Dan Yaccarino (on giving presentations):
*Know your topic (research even if you think you know it).
*Know your audience (kids, adults, kidlit people) and tailor the presentation accordingly. Sometimes the ideas/content for audiences overlaps.
*Don’t sign a cast or anything else or you will have to do it for everyone. Kids have a keen sense of fairness.
*Don’t shake hands with the kids. Fist bump and then Purell so you don’t get the flu.
*Be flexible (what if your computer goes out?).
*Drawing during a school visit is like a magic trick to a kid. If you can do it, do it.
*Make the package you send stand out so that people will be interested and will review it. It’s also good to know who the right person is to send it to, instead of blanketing everyone in the industry.
*Anything that the publisher offers, take advantage of it.
*Have patience. It takes a long time to build and develop your presence. It’s about the long run, not the sprint. Patience and hard work will get you there eventually.
*Let your publisher know what you can do for them. You have to be the biggest champion for your book.
Saturday and Sunday: General Conference NotesJean Feiwel:
*This is a bestseller business.
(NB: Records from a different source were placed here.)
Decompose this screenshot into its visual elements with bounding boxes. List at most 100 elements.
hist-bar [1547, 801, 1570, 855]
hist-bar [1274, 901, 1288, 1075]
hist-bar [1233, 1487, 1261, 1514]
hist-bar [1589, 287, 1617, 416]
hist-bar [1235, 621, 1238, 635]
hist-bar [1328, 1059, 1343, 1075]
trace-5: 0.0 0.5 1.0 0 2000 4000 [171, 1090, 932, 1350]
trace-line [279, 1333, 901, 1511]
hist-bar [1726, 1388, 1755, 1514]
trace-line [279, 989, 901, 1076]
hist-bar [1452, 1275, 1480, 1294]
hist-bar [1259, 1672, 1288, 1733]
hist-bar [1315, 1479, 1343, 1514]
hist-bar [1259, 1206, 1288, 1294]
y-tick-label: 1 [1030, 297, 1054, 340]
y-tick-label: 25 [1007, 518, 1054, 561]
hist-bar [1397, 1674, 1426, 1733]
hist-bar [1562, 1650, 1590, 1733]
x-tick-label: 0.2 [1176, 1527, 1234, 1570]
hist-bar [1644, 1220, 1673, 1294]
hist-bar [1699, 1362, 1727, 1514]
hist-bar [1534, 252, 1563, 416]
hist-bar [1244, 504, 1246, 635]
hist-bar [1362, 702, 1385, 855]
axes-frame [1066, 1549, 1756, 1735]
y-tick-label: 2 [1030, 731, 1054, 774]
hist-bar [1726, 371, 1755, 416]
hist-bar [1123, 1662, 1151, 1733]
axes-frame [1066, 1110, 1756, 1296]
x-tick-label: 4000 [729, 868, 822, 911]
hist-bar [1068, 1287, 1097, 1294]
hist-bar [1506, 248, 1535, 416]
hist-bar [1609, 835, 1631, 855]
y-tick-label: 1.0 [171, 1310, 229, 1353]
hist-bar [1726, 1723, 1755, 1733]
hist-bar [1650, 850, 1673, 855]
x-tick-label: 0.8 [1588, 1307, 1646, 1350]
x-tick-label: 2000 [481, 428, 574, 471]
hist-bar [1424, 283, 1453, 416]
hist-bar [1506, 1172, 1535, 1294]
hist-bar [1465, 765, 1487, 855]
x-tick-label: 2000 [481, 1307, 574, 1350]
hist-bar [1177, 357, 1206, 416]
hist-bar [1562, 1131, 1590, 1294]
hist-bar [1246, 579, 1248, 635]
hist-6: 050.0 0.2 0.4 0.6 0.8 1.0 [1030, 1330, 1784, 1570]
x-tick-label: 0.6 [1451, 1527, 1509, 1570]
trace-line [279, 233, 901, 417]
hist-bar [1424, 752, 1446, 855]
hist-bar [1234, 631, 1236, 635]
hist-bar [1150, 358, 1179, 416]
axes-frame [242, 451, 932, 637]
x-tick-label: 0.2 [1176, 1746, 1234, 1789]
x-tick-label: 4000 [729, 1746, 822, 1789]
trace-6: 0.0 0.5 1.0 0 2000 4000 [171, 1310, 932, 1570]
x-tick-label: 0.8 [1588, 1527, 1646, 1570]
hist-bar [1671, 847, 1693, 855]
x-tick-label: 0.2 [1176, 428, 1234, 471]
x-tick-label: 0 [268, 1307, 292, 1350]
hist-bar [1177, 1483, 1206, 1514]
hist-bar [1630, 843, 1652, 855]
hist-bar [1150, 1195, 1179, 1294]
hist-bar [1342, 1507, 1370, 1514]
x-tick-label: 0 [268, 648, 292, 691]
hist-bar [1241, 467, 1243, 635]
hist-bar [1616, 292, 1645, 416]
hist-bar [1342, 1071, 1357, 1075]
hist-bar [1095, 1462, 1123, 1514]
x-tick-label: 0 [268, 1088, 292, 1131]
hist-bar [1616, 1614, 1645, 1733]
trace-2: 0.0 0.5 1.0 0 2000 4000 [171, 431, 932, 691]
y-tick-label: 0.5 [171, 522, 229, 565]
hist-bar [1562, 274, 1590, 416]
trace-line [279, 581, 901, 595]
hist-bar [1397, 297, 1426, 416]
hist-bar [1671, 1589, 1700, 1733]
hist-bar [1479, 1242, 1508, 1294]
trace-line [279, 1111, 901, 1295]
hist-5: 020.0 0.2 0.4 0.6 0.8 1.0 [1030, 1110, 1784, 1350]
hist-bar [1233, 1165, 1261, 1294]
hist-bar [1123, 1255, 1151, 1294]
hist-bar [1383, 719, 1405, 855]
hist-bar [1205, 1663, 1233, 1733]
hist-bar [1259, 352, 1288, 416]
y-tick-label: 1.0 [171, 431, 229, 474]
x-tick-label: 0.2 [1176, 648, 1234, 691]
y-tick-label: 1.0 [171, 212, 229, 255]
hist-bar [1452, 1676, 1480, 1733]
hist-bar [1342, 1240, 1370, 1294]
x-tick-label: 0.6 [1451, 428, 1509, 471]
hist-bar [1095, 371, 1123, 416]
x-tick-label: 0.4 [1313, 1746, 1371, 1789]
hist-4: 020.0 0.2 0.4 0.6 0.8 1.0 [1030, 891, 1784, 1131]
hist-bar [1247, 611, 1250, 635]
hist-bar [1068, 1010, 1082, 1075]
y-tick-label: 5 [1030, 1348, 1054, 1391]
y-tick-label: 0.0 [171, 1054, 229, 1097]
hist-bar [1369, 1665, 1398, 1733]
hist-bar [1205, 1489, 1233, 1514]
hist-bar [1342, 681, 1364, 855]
You have to make money for the company (most of the time). Your work needs to have a commercial appeal.
*There is some balance. If you’re going to publish Jaws/Twilight/Harry Potter, you’ll have room for a quiet book or a first novel, but there’s only so much room for those.
*Your content should touch the heart and soul and/or the funny bone, no matter how you write it.
*The best books happen when there’s dialog and the author, illustrator, art director, and editor all give and take a little.
*Don’t waste the publisher’s time by doing art in a different style than what is in your portfolio (unless you talk with them first and they okay it).
*Do character studies and development before sketching scenes/spreads from the book.
*Pacing is always important in a PB. (My Note: Pacing is important in MG & YA too.)
*You need to think about continuity (how details are presented throughout the book) so the publisher doesn’t catch it later and you have to change it, or they catch it too late.
*Forbidden love is usually forbidden by family, society, or because it’s dangerous.
*The almost, but not quite, forbidden love isn’t that interesting.
*Your audience will like it, the more tension there is, and the more forbidden it is.
*The Buffy Problem = teen in love with a supernatural being hundreds of years older.
*Solution = put teen in a position of power to balance age/power issue.
*Note: characters many years older (hundreds) better than say a 55 yr. old and a teenager because 55 yr. olds are adults. Nobody knows a 700 yr. old, which makes them timeless.
*Love triangle: what you want is an actual love triangle, where the two love interests have a relationship with each other as well (friends, brothers, etc.). It makes it more complicated and interesting.
*Make sure each arm of the triangle has equal weight and is just as interesting as the other.
*People want tension and high stakes, and to not know what’s going to happen.
*The kind of love story that’s fun to live is not fun to read about.
*If writing for a younger audience (PB, CB, MG), take the word, “love,” out of it and replace it with, “friendship,” to create tension.
*Strong characters that feel real and will be likeable in a universal way and relatable way will endear them to the reader. Readers respond to a well defined character whether it’s in a series or a one-off.
*Start the story right away. No need to set the scene.
*If you’re going to make it in this business, you have to be an idea factory.
*There’s a danger of becoming cliché and doing the same thing if you always draw from your head (talking about how he does lots of photo research for sketches, to grow, learn, and to get different features and faces so his art keeps growing).
*The story of the book is a character’s needs. How can they get what they need bu the end of the book?
*Your success is directly proportionate to your ability to take rejection.